副作用も少なく患者さんに優しい治療法です。
放射線を用いてがんの治療を行います。さまざまながんに放射線治療を行うことができます。がんの根治を目指す根治照射では手術に匹敵する治療成績を挙げています。また転移巣などに対する緩和照射では痛みやしびれ、息切れなどの症状を緩和するために放射線治療が有用です。放射線治療には外部から放射線を照射する外部照射、体の中から照射する密封小線源治療、さらには放射性物質の内服や注射にて照射するアイソトープ治療など、国内で施行できる放射線治療のほぼすべてを行っています。
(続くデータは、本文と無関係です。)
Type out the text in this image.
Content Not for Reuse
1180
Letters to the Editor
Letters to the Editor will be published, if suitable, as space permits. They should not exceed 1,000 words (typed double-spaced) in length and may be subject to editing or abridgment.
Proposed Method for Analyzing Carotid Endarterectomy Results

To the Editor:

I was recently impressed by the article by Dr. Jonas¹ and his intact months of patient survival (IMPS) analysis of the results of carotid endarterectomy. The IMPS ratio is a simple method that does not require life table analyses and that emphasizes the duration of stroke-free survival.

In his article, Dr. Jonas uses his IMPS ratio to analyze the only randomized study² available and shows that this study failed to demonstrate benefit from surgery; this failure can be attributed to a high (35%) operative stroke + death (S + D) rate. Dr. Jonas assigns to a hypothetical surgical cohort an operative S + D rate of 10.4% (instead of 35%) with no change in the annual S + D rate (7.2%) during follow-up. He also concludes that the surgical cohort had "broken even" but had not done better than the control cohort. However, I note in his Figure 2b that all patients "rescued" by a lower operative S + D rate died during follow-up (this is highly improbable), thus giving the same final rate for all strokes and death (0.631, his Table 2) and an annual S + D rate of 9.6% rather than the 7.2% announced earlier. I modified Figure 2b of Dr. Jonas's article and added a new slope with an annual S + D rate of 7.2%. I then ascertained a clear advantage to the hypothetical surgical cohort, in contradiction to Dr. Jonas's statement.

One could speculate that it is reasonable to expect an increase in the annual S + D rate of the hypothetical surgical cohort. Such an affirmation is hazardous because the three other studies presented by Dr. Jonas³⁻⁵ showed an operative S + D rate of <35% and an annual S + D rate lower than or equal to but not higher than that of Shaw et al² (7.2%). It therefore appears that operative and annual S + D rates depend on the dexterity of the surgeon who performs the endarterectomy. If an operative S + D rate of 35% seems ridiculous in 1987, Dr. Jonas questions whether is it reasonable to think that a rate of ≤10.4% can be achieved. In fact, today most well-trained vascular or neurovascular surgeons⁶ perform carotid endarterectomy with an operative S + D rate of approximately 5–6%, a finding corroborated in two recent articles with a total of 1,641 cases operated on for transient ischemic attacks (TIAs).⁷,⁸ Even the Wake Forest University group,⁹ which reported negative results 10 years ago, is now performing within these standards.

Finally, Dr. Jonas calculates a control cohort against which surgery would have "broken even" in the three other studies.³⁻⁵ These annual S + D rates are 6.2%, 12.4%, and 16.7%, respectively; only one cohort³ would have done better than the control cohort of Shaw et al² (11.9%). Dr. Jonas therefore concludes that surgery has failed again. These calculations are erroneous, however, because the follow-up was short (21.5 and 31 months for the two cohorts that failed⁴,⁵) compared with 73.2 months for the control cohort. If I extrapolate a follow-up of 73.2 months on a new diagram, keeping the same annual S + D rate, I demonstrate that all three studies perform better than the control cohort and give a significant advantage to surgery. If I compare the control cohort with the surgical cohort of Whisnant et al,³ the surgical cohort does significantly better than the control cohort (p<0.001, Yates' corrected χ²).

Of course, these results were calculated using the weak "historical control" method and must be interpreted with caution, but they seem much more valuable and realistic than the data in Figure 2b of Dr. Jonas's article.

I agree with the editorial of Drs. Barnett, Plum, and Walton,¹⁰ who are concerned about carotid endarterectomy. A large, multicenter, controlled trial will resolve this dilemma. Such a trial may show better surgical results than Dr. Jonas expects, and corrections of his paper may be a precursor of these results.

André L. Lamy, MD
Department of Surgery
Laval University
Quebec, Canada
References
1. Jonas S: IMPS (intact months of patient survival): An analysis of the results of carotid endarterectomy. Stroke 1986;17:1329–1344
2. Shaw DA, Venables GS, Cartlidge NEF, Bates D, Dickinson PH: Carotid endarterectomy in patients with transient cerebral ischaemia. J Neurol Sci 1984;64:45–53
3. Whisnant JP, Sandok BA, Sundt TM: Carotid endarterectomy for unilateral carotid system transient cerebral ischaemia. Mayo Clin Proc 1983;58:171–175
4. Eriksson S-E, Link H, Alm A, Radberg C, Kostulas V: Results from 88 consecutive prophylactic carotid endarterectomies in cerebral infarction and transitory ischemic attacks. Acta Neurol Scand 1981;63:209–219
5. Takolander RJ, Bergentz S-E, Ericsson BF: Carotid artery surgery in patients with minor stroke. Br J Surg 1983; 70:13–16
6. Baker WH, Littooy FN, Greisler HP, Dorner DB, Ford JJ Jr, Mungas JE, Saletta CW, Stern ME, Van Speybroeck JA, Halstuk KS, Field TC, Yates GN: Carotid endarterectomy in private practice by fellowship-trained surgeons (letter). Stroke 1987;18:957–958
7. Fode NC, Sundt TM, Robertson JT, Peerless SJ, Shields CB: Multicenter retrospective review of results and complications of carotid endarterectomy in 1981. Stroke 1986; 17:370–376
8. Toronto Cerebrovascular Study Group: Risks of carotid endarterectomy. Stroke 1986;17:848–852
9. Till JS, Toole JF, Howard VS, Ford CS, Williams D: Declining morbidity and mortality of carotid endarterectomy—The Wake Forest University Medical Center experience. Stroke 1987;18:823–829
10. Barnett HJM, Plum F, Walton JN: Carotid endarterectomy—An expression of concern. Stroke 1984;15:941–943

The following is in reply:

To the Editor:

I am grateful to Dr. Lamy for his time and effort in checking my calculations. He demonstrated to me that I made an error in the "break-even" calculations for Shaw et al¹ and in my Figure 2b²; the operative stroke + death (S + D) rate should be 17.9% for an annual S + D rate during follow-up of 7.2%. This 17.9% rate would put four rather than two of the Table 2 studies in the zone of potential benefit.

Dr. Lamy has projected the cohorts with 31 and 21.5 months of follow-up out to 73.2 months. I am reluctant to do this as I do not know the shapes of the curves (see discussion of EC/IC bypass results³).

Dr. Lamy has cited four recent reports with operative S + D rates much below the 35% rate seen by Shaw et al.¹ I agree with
また、放射線治療の効果を増強させるハイパーサーミアも備えています。化学療法や免疫療法、手術療法などとも連携し、集学的治療の一翼を担っています。外部照射ではがん組織に高い放射線を照射でき、周囲の正常臓器には放射線線量を低く抑えることができる強度変調放射線治療(IMRT)や、放射線を多方向から腫瘍に集中して照射する定位放射線照射(SRT;いわゆるピンポイント照射)などを積極的に行っています。
放射線治療は身体への負担が小さく、治療中や治療後の生活を快適に過ごすことができる治療法です。また、年齢による治療の制限も基本的にありませんので、ご高齢の患者さんが多い島根県におきましても、がん治療における放射線治療の果たす役割は非常に大きくなっています。
現在の放射線治療はきわめて治療精度が向上しており、癌腫によっては手術と同等以上の治療成績を挙げているものもあります。また当院では緩和照射にも力を入れています。痛みやしびれなどの症状の緩和にも積極的に治療を行っています。ケロイドや甲状腺眼症などがん以外の疾患に対しても放射線治療が用いられます。
当院の放射線治療科の特長は、常にがん治療チームでの活動を大切にしていることです。他の診療科の医師や緩和ケアチーム、看護師などの多くの職種のスタッフとともに目の前の患者さん一人一人に寄り添い、患者さんにとって最善の選択は何かということを一番に考えています。